Jak zachowają się dziś w tej sytuacji indeksy w Europie? Z danych makro warto dziś zwrócić uwagę przede wszystkim na odczyt amerykańskiej inflacji, która wedle prognoz ekonomistów w końcu zaczęła hamować.
Odbicie na Wall Street pozostawia wiele do życzenia
Lukas Cinikas, BM BNP Paribas Bank Polska
Za nami kolejny z serii, spadkowy dzień handlu na Giełdzie Papierów Wartościowych w Warszawie. Szeroki rynek stracił 0,45% i pogłębia ruch w kierunku wsparcia z końca 2020 roku na poziomie 45000 punktów. Spadkom przewodził tym razem indeks małych spółek (sWIG80) za sprawą m.in. przeceny walorów Shoper S.A. (-6,97%).

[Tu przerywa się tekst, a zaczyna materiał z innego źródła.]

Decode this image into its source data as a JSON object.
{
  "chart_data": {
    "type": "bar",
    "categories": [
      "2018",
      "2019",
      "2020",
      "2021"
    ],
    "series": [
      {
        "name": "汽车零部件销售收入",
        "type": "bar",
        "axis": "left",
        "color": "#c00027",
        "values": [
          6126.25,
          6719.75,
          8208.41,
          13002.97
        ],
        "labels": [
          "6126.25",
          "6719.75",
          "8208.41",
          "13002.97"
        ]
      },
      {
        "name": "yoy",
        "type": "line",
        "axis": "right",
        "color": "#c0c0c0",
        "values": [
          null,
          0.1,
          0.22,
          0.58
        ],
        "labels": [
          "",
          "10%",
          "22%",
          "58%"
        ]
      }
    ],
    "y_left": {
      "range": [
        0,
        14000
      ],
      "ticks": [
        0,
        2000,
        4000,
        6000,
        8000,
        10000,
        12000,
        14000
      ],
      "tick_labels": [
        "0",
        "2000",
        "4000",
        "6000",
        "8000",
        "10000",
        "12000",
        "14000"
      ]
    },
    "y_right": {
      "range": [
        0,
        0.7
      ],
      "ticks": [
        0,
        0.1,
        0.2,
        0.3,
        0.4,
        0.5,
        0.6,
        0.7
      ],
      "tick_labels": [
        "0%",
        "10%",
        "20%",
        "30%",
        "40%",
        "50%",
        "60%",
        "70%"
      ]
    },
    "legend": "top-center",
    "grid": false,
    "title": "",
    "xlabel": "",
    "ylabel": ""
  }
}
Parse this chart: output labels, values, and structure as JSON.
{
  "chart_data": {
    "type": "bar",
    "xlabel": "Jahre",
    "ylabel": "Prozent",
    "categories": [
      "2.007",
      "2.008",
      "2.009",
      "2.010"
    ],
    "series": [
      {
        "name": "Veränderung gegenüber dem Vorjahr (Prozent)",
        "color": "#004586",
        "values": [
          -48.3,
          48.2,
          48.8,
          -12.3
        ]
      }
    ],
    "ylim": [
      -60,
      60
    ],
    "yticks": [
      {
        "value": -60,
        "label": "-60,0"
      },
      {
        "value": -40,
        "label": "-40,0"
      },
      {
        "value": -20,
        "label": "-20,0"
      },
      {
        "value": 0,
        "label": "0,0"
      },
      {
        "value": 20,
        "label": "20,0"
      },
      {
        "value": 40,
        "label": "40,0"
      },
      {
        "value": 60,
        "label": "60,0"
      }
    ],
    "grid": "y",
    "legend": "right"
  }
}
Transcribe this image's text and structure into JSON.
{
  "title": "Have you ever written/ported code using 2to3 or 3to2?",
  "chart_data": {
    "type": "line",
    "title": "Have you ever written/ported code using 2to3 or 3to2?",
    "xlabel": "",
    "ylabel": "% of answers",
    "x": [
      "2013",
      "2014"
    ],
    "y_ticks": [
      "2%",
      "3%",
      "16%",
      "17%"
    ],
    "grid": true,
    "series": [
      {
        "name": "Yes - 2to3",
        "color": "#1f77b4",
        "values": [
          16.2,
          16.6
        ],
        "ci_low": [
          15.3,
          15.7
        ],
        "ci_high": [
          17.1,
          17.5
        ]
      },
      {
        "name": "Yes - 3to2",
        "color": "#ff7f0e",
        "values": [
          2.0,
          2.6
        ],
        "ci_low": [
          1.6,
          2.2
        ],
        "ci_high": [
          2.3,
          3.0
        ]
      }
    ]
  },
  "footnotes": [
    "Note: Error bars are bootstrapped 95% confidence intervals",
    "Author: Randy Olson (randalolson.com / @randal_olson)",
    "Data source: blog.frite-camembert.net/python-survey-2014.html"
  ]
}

Wśród największych spółek in plus wyróżniały się jedynie walory Dino Polska, które wzrosły o 6,14%. Na drugim biegunie znalazły się min. akcje PGNiG (-4,13%) oraz KGHM (-2,62%), które spadały szóstą sesję z rzędu. Pomimo ogłoszonego przez Premiera Morawieckiego projektu wsparcia kredytobiorców, zakładającego łączny koszt zmian dla sektora bankowego w 2022 r. w wysokości ok. 8,9 mld zł, WIG-Banki zareagował tylko lekkimi spadkami. Odreagowanie nastrojów było widoczne na krajowym rynku długu, gdzie rentowności 10-letnich obligacji skarbowych spadły w okolicę 6,9%.
Wtorkowa sesja w Stanach Zjednoczonych zaskoczyła się lekkim wzrostem głównego indeksu S&P500. Skala odbicia po ostatnich spadkach pozostawia jednak wiele do życzenia i nie należy tego ruchu traktować jako początek zmiany trendu. Prym we wzrostach wiodły tym razem spółki technologicznego – Adobe zyskało 4,28%, Nvidia 3,81%.
Początek sesji na krajowym rynku akcji powinien przebiegać w pozytywnych nastrojach. Kontrakty terminowe na DAX i S&P500 są kwotowane na dodatnich poziomach, a handel w Japonii kończy się umiarkowanymi wzrostami.